Por entonces no había leído a Verlaine, pero bien que lo hubiera sabido entender: les sanglots longs des violons de l’automne.
Y sobre todo, la lluvia cayendo en mi corazón, lo mismo que sobre la ciudad.
Hay una cosa más deprimente que la lluvia y es la humedad de la lluvia pegada al cuerpo. Y los zapatos mojados:
No hay nada más cansado que el rostro de un domingo
si son las cinco de la tarde y llueve,
no hay recuerdo más triste que el de los soportales
y la humedad calando la suela del zapato.
Esto lo escribí de mayor. Está en un poema que se llama «Consolación a Claudia», y no le han hecho mucho caso, si eres un cuentista aplicado no van a alabarte también como poeta, las dos virtudes no.

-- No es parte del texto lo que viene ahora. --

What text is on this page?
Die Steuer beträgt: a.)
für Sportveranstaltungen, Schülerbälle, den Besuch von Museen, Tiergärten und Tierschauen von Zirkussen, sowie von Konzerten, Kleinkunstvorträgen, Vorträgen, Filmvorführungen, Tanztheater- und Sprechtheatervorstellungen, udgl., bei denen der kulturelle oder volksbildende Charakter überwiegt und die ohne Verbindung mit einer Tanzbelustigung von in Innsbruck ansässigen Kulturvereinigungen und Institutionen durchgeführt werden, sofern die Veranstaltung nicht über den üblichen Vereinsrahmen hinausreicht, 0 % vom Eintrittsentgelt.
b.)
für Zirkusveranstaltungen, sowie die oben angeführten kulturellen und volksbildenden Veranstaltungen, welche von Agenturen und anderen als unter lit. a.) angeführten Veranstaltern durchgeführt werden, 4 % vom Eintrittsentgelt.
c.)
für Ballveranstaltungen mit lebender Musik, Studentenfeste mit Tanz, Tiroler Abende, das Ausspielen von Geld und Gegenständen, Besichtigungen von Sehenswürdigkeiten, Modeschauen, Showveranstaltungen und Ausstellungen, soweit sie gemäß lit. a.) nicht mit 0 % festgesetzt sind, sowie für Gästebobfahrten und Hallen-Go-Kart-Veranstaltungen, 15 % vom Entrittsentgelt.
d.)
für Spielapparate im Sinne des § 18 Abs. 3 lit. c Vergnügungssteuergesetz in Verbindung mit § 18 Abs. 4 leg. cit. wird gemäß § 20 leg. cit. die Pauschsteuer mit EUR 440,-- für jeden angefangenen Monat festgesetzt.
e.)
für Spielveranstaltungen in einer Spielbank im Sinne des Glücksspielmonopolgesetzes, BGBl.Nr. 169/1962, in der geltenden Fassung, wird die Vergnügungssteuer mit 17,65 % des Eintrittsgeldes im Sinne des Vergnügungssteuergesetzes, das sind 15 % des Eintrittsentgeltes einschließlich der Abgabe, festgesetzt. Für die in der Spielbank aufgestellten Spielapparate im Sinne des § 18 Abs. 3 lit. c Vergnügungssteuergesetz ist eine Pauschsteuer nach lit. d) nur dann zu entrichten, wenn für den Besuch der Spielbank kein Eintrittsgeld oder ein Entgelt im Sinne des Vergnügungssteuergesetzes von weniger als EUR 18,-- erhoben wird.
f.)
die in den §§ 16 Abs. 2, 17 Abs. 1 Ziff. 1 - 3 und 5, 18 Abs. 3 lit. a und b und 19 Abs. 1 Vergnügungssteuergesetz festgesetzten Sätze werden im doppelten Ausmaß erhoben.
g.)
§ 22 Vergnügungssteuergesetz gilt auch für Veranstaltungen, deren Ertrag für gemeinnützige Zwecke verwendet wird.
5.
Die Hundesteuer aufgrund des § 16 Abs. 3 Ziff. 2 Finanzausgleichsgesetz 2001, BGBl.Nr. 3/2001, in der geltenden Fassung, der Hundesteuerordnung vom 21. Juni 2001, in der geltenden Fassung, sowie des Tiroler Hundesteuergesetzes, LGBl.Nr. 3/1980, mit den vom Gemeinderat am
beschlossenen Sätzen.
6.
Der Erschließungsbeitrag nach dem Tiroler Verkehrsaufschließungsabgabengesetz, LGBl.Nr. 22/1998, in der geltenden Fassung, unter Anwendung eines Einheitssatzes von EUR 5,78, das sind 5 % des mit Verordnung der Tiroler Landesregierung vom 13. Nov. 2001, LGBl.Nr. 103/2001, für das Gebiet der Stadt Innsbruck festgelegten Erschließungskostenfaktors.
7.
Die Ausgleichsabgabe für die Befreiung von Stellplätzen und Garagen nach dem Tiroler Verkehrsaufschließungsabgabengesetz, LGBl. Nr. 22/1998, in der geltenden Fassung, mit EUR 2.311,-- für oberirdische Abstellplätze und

Una mañana de marzo salía a hacer recados y toda la fealdad que pueda caber en el mundo tenía forma de aguanieve y cierzo, de perros lúgubres y papeles y cartones revoloteando en la calle sin encontrar asiento. Al pasar por los ultramarinos del señor Pepe el de Irene, el viejo tendero me dio en cuatro palabras una idea que algunas veces recuerdo para confortarme a mí mismo:
—Qué día, rapaz, qué día para estar en la cama con la hija y comerle la matanza al padre.
Un ideal codiciadero para un hombre. Imaginen. El viento y la lluvia racheada azotan vanamente la fortaleza de la alcoba y tú le dices a la mujer que te calienta la cumplida cama: pásame unos chicharrones de casa, o un poco de morcilla o de picadillo, quizá las filloas hechas con la sangre del gocho, y bajo la manta encubridora tienes confianza para decirle échame la pierna por encima.